Project Alternator: The Scylla Open Source Amazon DynamoDB-Compatible API - uberdru
https://www.scylladb.com/alternator/
======
barrynevio
So what they're doing is adding a option to Scylla's yaml configuration so
Scylla can literally be a drop-in replacement for DynamoDB. No updates to your
existing code. Scylla can be downloaded and installed on pretty much any
server, so what this means is you are no longer shackled to AWS. Just deploy a
Scylla instance anywhere you please, configure it to emulate dynamo's API,
point your existing application that normally uses Dynamo to it, and you're
up.

My current company has a monthly AWS bill of $100k. C-level people get
concerned that all their eggs are in one basket. Also Dynamo is EXPENSIVE when
you start scaling. We have been looking into making our applications cloud
service agnostic, and Dynamo is a huge blocker.
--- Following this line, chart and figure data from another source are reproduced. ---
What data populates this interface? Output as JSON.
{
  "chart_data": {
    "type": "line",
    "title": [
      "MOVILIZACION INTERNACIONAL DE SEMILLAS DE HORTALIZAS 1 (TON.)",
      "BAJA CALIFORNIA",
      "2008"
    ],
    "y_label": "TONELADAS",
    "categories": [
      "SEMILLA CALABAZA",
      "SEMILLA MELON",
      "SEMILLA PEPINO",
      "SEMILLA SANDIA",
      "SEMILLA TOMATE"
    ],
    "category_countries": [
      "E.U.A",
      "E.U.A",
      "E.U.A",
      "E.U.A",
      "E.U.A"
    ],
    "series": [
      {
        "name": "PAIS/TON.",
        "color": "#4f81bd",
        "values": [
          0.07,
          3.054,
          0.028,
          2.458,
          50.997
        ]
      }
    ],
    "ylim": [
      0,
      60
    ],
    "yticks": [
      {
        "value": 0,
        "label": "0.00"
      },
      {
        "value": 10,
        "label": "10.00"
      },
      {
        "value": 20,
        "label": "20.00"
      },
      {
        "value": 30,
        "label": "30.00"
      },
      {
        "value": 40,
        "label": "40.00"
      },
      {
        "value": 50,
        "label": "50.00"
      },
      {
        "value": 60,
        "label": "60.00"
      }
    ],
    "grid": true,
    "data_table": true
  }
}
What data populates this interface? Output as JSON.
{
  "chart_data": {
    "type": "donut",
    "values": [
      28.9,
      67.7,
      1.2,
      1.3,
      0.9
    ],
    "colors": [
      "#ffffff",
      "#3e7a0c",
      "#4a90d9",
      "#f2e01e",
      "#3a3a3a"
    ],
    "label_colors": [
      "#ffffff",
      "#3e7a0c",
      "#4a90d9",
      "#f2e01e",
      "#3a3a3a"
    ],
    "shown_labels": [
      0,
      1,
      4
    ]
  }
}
Scylla is a far superior database anyway, so I think we're going to begin
trying this out.

Great job, Scylla team!

------
PeterCorless
Design doc here:
[https://docs.google.com/document/d/1i4yjF5OSAazAY_-T8CBce9-2...](https://docs.google.com/document/d/1i4yjF5OSAazAY_-T8CBce9-2ykW4twx_E_Nt2zDoOVs/edit?usp=drivesdk)

------
Zimnx
Looks promising, I want to try it outon my project.